L'anomalia del sindaco che ha tutti contro di Fabio Calamati

Durerà o no l’anomalia Bertinelli alla guida di Pistoia? Questa è la vera domanda alla quale le urne sono chiamate a dare una risposta. Dopo cinque anni di governo, questo sindaco anomalo perché Pd ma fieramente anti-renziano, fautore di un ruolo forte del pubblico e della politica, innamorato della triade rivoluzionaria “libertè, egalitè, fraternitè”, torna a sottoporsi al giudizio dei suoi cittadini, che nel 2012 lo premiarono con il 59%. Lo fa da sindaco della città nominata Capitale italiana della cultura, forte di una investitura diretta del Pd regionale, quindi apparentemente inattaccabile. In realtà il “sindaco-filosofo” (come certi avversari lo chiamano per dileggiarlo) non ha affatto di fronte a sé una strada spianata. Intanto perché i principali successi fatti segnare dalla sua giunta sono di non immediata visibilità (il taglio dell’indebitamento del Comune da 122 a 89 milioni, i 60 milioni di finanziamenti europei, statali o regionali intercettati, l’alto livello della spesa sociale e per la cultura), mentre ritardi e insuccessi sono ben visibili, dalla mancata partenza degli abbattimenti nell’ex ospedale del Ceppo agli impianti sportivi ancora in attesa di una nuova gestione. Poi nel suo quinquennio da sindaco, a torto o a ragione, Bertinelli ha suscitato malumori molto diffusi in categorie importanti come commercianti e vivaisti.

Ma Bertinelli ha molto da perdere anche perché questa volta davvero sono tutti contro di lui: dallo schieramento di centrodestra per la prima volta compatto dietro a un solo candidato sindaco, Alessandro Tomasi, ai candidati comunque di estrazione progressista che gli corrono contro: il rivale di sempre, il super-renziano Roberto Bartoli, l’ex assessora Ginevra Lombardi, punto di riferimento per ambientalisti e comitati civici, fino all’ avvocata Francesca Barontini, che guida una lista appoggiata da Sinistra italiana. E persino il Pd è solo apparentemente compatto: la maggioranza del partito lo ha subito, come scelta, non avendo a portata di mano una alternativa credibile.

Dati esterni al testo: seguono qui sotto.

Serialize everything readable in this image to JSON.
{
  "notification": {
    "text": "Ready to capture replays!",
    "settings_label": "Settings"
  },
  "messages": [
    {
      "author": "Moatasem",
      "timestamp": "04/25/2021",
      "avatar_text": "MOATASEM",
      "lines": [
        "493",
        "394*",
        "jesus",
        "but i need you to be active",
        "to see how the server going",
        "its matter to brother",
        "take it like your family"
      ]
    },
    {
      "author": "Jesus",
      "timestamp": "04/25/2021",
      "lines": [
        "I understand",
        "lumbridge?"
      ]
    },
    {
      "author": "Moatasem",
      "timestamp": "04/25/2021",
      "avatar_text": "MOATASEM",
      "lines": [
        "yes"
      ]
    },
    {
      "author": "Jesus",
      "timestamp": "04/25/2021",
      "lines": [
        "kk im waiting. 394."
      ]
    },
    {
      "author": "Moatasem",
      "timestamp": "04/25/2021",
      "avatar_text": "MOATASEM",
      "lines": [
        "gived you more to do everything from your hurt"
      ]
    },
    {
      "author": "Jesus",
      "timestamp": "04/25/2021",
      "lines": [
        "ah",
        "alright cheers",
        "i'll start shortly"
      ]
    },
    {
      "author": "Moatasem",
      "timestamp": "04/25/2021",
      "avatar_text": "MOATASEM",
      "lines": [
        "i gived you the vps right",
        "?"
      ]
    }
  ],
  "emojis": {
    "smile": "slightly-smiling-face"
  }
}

Insomma, non sarà facile per Bertinelli rivincere al primo turno. In caso di ballottaggio, la storia elettorale di Pistoia milita contro una vittoria del centrodestra. Ma se il guanto di sfida lo scagliassero il 5 Stelle o il turbo-renziano Bartoli, gli avversari di Bertinelli potrebbero trovarsi su un fronte comune. E allora sì che potrebbero esserci sorprese.